Sezione di Bergamo
La Sezione di Bergamo ha avuto l’onore di avere come gradito ospite nazionale il Responsabile della CAN B Emidio Morganti che insieme all’amico e maestro Domenico Messina, hanno tenuto una lezione a tutti gli arbitri appartenenti alla sezione.
Nel suo intervento ha voluto passare in rassegna alcuni aspetti della vita arbitrale, dalla designazione, alla preparazione della gara, fino ad arrivare allo svolgimento della stessa.
Un buon arbitro deve saper vivere tutte queste fasi con emozione, che insieme alla passione, sono il motore di ogni attività, senza però lasciarsi prendere dall’emotività e dalla paura di non farcela.
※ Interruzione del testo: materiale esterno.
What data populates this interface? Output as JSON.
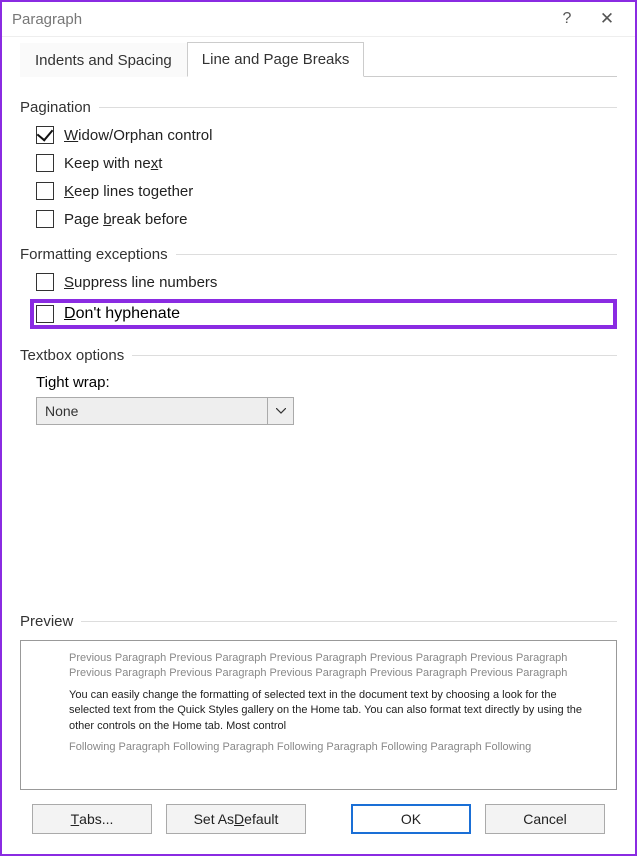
{
  "title": "Paragraph",
  "tabs": {
    "indents": "Indents and Spacing",
    "linebreaks": "Line and Page Breaks"
  },
  "pagination": {
    "label": "Pagination",
    "widow": {
      "pre": "",
      "u": "W",
      "post": "idow/Orphan control",
      "checked": true
    },
    "keepnext": {
      "pre": "Keep with ne",
      "u": "x",
      "post": "t",
      "checked": false
    },
    "keeptogether": {
      "pre": "",
      "u": "K",
      "post": "eep lines together",
      "checked": false
    },
    "pagebreak": {
      "pre": "Page ",
      "u": "b",
      "post": "reak before",
      "checked": false
    }
  },
  "formatting": {
    "label": "Formatting exceptions",
    "suppress": {
      "pre": "",
      "u": "S",
      "post": "uppress line numbers",
      "checked": false
    },
    "donthyphen": {
      "pre": "",
      "u": "D",
      "post": "on't hyphenate",
      "checked": false
    }
  },
  "textbox": {
    "label": "Textbox options",
    "tightwrap_label": "Tight wrap:",
    "tightwrap_value": "None"
  },
  "preview": {
    "label": "Preview",
    "prev": "Previous Paragraph Previous Paragraph Previous Paragraph Previous Paragraph Previous Paragraph Previous Paragraph Previous Paragraph Previous Paragraph Previous Paragraph Previous Paragraph",
    "current": "You can easily change the formatting of selected text in the document text by choosing a look for the selected text from the Quick Styles gallery on the Home tab. You can also format text directly by using the other controls on the Home tab. Most control",
    "next": "Following Paragraph Following Paragraph Following Paragraph Following Paragraph Following"
  },
  "buttons": {
    "tabs": {
      "pre": "",
      "u": "T",
      "post": "abs..."
    },
    "default": {
      "pre": "Set As ",
      "u": "D",
      "post": "efault"
    },
    "ok": "OK",
    "cancel": "Cancel"
  }
}
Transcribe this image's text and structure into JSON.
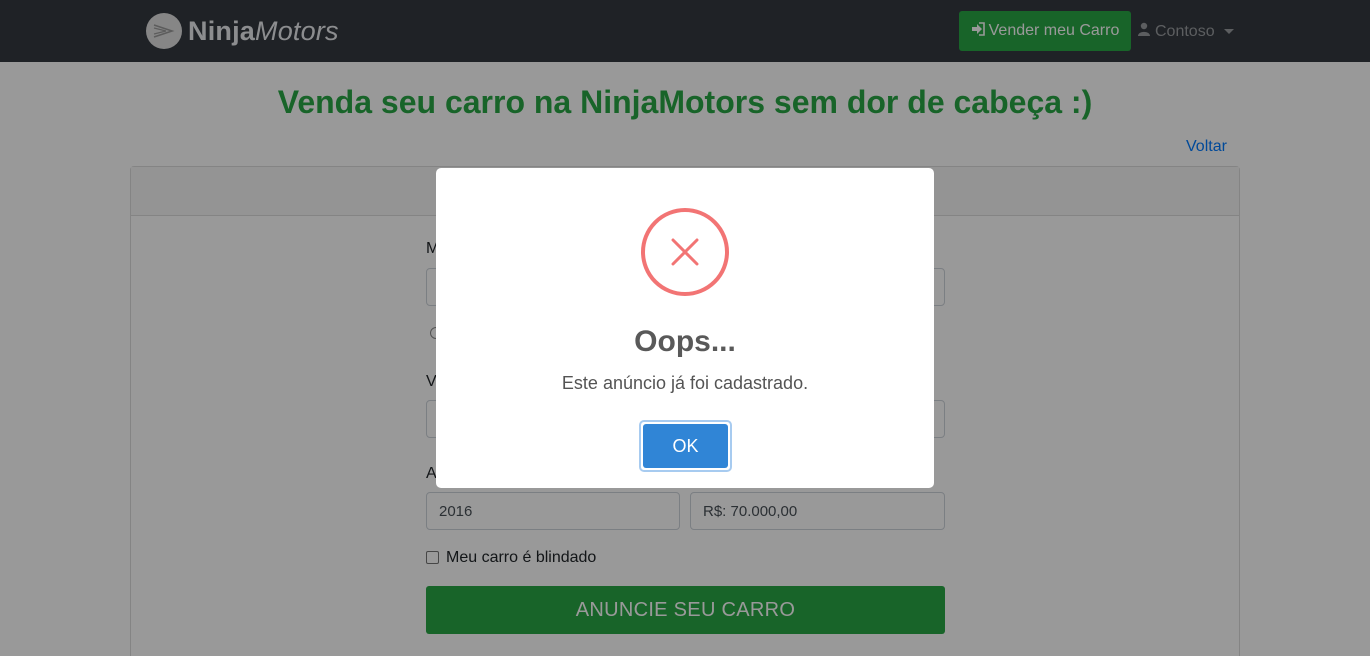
{
  "navbar": {
    "brand_bold": "Ninja",
    "brand_italic": "Motors",
    "sell_button": "Vender meu Carro",
    "user_name": "Contoso"
  },
  "page": {
    "title": "Venda seu carro na NinjaMotors sem dor de cabeça :)",
    "back_link": "Voltar"
  },
  "form": {
    "label_top_partial": "M",
    "label_middle_partial": "V",
    "label_lower_partial": "A",
    "year_value": "2016",
    "price_value": "R$: 70.000,00",
    "armored_label": "Meu carro é blindado",
    "submit_label": "ANUNCIE SEU CARRO"
  },
  "modal": {
    "icon": "error-x-icon",
    "title": "Oops...",
    "message": "Este anúncio já foi cadastrado.",
    "ok_label": "OK"
  },
  "colors": {
    "navbar": "#343a40",
    "brand_green": "#28a745",
    "link_blue": "#007bff",
    "error_red": "#f27474",
    "ok_blue": "#3085d6"
  }
}
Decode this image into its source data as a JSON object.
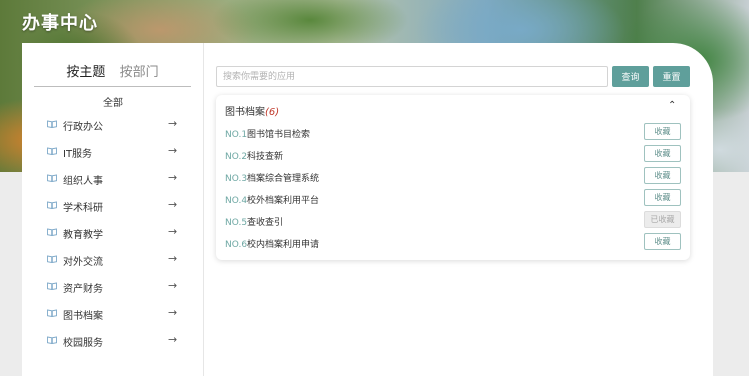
{
  "header": {
    "title": "办事中心"
  },
  "sidebar": {
    "tabs": [
      {
        "label": "按主题",
        "active": true
      },
      {
        "label": "按部门",
        "active": false
      }
    ],
    "all_label": "全部",
    "items": [
      {
        "label": "行政办公",
        "icon": "book-icon"
      },
      {
        "label": "IT服务",
        "icon": "book-icon"
      },
      {
        "label": "组织人事",
        "icon": "book-icon"
      },
      {
        "label": "学术科研",
        "icon": "book-icon"
      },
      {
        "label": "教育教学",
        "icon": "book-icon"
      },
      {
        "label": "对外交流",
        "icon": "book-icon"
      },
      {
        "label": "资产财务",
        "icon": "book-icon"
      },
      {
        "label": "图书档案",
        "icon": "book-icon"
      },
      {
        "label": "校园服务",
        "icon": "book-icon"
      }
    ],
    "arrow_glyph": "→"
  },
  "search": {
    "placeholder": "搜索你需要的应用",
    "value": "",
    "query_label": "查询",
    "reset_label": "重置"
  },
  "results": {
    "category": "图书档案",
    "count": "(6)",
    "collapse_glyph": "⌃",
    "items": [
      {
        "no": "NO.1",
        "name": "图书馆书目检索",
        "action": "收藏",
        "collected": false
      },
      {
        "no": "NO.2",
        "name": "科技查新",
        "action": "收藏",
        "collected": false
      },
      {
        "no": "NO.3",
        "name": "档案综合管理系统",
        "action": "收藏",
        "collected": false
      },
      {
        "no": "NO.4",
        "name": "校外档案利用平台",
        "action": "收藏",
        "collected": false
      },
      {
        "no": "NO.5",
        "name": "查收查引",
        "action": "已收藏",
        "collected": true
      },
      {
        "no": "NO.6",
        "name": "校内档案利用申请",
        "action": "收藏",
        "collected": false
      }
    ]
  },
  "colors": {
    "accent": "#5f9f9b",
    "accent_text": "#6fa8a4",
    "count": "#c0392b"
  }
}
La preparazione di chi scende in campo, inizia la settimana prima con la designazione, che una volta ricevuta non deve essere occasione di confronto con le designazioni altrui o con i propri progetti, che a volte sono limitati e non hanno lo stesso sguardo ampio del designatore, ma deve essere motivo di costanza e impegno per essere all’altezza della mansione affidata.
Il secondo passo è scendere in campo, in cui assume una particolare centralità la postura con cui si indica, si comunicano ai calciatori e al pubblico le proprie decisioni: da qui passa molto della credibilità e dell’efficacia di un arbitro, che non può essere infallibile ma deve essere credibile anche nelle sue incertezze, perché una volta presa una determinata decisione, non si può tornare indietro ma occorre trovare il modo di farla passare agli altri attori, in modo tale che questi la accettino. Anche in caso di errori, non si può restare a pensare a questi, ha sottolineato Morganti, ma occorre scrollarseli di dosso, per permettere a se stessi, di continuare la gara con serenità.
In campo, occorre mostrare gli spigoli, cioè farsi conoscere dai calciatori in maniera adeguata, per farsi rispettare, per risultare accettati ed autorevoli, senza essere autoritari ma facendosi conoscere giusti.
Una volta indossata la divisa, ha proseguito Morganti, si è sotto i riflettori, ma occorre allontanare le paure, le critiche non costruttive, perché si è come tori in mezzo ad un’arena, ma, con una particolarità: tutti parlano di tori ma solo uno li affronta; tutti urlano, criticano, insultano, ma solo l’arbitro, in campo, affronta tutti cercando di fare bene, di prendere nel minor tempo possibile le decisioni più corrette, di gestire i ventidue calciatori in campo, unitamente ai loro allenatori e dirigenti, sopportando le urla degli spettatori.
La medaglia per un arbitro non è prevista, l’elogio assai raro, ma ogni arbitro sa che la Sezione è la sua medaglia, il luogo in cui crescere, confrontarsi, superare le difficoltà e festeggiare i propri traguardi: una seconda casa per tutti, una casa accogliente in ogni situazione, perché lì incontri la solidarietà arbitrale, cioè la consapevolezza che la domenica, in campo, tutti abbiamo lo stesso obiettivo, tutti siamo nello stesso solco, sia che scendiamo in campo a San Siro, in Serie A, sia che siamo da soli in un campo di periferia.
L’augurio con cui Emidio Morganti ha chiuso il suo intervento è stato quello di prendere il proprio limite e porselo davanti come un orizzonte; più ci si avvicina ad esso, più esso retrocede, in modo che si possa continuare a correre, mossi dalla passione, perché senza di essa, non si può fare nulla!
Nelle fotografie l'intervento di Emidio Morganti, del Componente del Comitato Nazionale dell'AIA Alberto Zaroli e di Domenico Messina.